Suite à la sollicitation de Mme Déjanté, j’ai accepté de commenter une étude sur l’inclusion des enfants « aux besoins spéciaux » (« special needs » en anglais, qui regroupe les enfants handicapés, avec retard mental et dyslexiques il me semble) dans les écoles primaires.

Cette étude est faite par le ministère de l’éducation Danoise et reprend les résultats d’études faites en Europe – Scandinavie comprise, aux USA, Canada, Nouvelle Zélande, Australie et Suisse depuis 1994.
Je ne vous parlerais pas de la méthodologie mais c’est une étude qui étudie des résultats d’autres études avec cette question:
« What is the effect of including children with special needs in mainstream teaching in basic school, and which of the applied educational methods have proved to have a positive effect? »
« Quel effet a l’inclusion des enfants aux besoins particuliers dans les écoles classiques et quelles méthodes éducatives ont fait leurs preuves quand à un effet positif? »

J’ai été surprise par cette étude, pas tant par les résultats mais par le fait que ces résultats ne soient pas systématiques. Ce que cette étude montre me semble être tout simplement du bon sens.

D’abord, elle m’a confirmé ce que j’ai vécu: plus les enfants grandissent, plus c’est difficile pour eux d’être dans une classe « classique » car ils voient de plus en plus leurs différences. Par contre, l’inclusion d’enfants « différents » n’a pas d’effet négatif sur leurs camarades. (En à t-elle des positifs? Probablement mais ce n’est pas développé.)

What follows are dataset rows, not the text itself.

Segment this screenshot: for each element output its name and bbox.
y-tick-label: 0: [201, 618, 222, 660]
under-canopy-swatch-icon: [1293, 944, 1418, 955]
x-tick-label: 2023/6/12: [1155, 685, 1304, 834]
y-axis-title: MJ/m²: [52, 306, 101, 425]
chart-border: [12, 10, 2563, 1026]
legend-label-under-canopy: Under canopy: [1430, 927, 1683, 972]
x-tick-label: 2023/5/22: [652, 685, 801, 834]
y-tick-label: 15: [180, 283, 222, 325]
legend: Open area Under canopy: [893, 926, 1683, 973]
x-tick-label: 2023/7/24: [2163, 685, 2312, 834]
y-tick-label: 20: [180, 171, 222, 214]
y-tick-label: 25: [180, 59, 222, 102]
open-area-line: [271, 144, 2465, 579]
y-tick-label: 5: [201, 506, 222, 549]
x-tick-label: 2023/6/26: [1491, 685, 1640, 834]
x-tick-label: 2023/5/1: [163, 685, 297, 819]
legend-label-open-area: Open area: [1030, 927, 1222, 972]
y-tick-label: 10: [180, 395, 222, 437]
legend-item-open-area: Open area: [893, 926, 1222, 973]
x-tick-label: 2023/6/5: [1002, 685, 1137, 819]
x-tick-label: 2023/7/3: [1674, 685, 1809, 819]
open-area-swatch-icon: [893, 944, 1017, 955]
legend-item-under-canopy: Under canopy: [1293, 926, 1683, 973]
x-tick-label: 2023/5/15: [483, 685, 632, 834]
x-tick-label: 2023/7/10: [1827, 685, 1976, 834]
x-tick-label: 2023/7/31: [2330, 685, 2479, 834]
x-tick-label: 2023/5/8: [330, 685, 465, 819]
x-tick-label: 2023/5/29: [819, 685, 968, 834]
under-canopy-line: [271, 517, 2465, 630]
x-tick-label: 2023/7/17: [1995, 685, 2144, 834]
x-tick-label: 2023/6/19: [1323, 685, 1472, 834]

Ensuite, elle présente des méthodes pour que l’inclusion se passe au mieux:
– l’inclusion est préparée par l’instit* accompagné des parents, de son supérieur, d’une personne-ressources (psychologue, conseiller etc.) et l’élève
– l’école a une attitude positive envers ces élèves
– l’enfant bénéficie d’un plan d’étude qui lui permet d’évaluer son progrès personnel
– l’intit* bénéficie de pouvoir discuter de sa méthodologie avec d’autres
Je mentionnerais brièvement l’impact négatif que peut avoir l’attitude négative d’un/e instit* envers les élèves « aux besoins particuliers » sur l’élève et son inclusion dans la classe – cela me semble évident.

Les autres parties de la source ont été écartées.